Don’t just sit there fuming because the Allen Icet entourage is attempting to turn down 100 million free Medicaid dollars for people earning less than half of poverty level. Get your little heinie down to the west side of the Old Courthouse in St. Louis this Sunday afternoon at 2:00 for a protest rally. Give the Post-Dispatch an excuse to publicize what the Republican House caucus is up to.

That was the most important message Jobs with Justice organizer Amy Smoucha had for me. She sees the budget fight in the state lege this year as seminal. Out of the current economic crisis and the stimulus funds being used to counter it, Missouri will emerge either as a state with smaller government and few, if any, social services (go ahead, guess which group wants that outcome) or as a state that is more responsive to the needs of the people in the community (take another guess). Federal stimulus funds are coming, but Icet et.al. are doing their damndest to take education and transportation money while concocting a succession of excuses for turning down additional Medicaid money, as well as for chopping … but I stray. I started out to tell you about Amy Smoucha. Let me reserve more info on the vagaries and cruelties of the House budget for my next posting.

Smoucha organizes statewide action on health care issues. She started out in the health care trenches as soon as she got out of college, working at Regional Hospital in St. Louis, where she helped people apply for Medicaid benefits. The job in itself was an eye opener because most of the people she helped were African-Americans. Now she’d been raised in a white, fairly racist culture in Chicago, but she was impressed by how similar her clients were to her own mother–a clerk at Sears, who had never had health insurance.

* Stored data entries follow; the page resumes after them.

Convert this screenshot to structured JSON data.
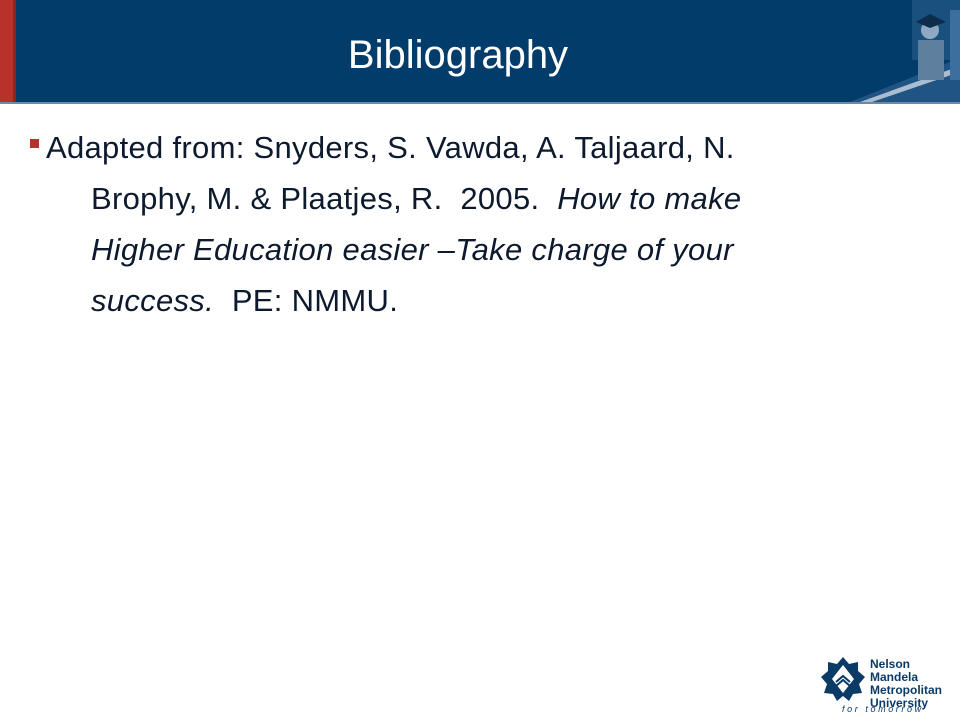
{
  "slide": {
    "title": "Bibliography",
    "bullet": {
      "line1": "Adapted from: Snyders, S. Vawda, A. Taljaard, N.",
      "line2_plain": "Brophy, M. & Plaatjes, R.  2005.  ",
      "line2_italic": "How to make",
      "line3_italic": "Higher Education easier –Take charge of your",
      "line4_italic": "success.",
      "line4_plain": "  PE: NMMU."
    }
  },
  "logo": {
    "line1": "Nelson Mandela",
    "line2": "Metropolitan",
    "line3": "University",
    "tagline": "for tomorrow"
  },
  "colors": {
    "header": "#023c6a",
    "accent_red": "#b8312b",
    "text": "#0d1a2e"
  }
}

Amy had barely adjusted to the harsh reality of what her clients faced, when local and state officials began pushing to close down Regional Hospital, as well as neighborhood clinics in St. Louis. These were the only places where uninsured people could go for treatment–88,000 of them. The mantra from the officials was that other clinics would have to absorb those folks. As if that were possible.

A long fight, with ACORN in the forefront, ensued, with the result that the clinics were saved and a few hospital beds. Smoucha moved on to do similar work at Legal Services, but two years ago, she had had enough of holding her finger in the dike. She saw a job opening for a health care organizer posted at Jobs with Justice and applied for it. She wanted to effect systemic change instead of–always and forever–only helping people into lifeboats.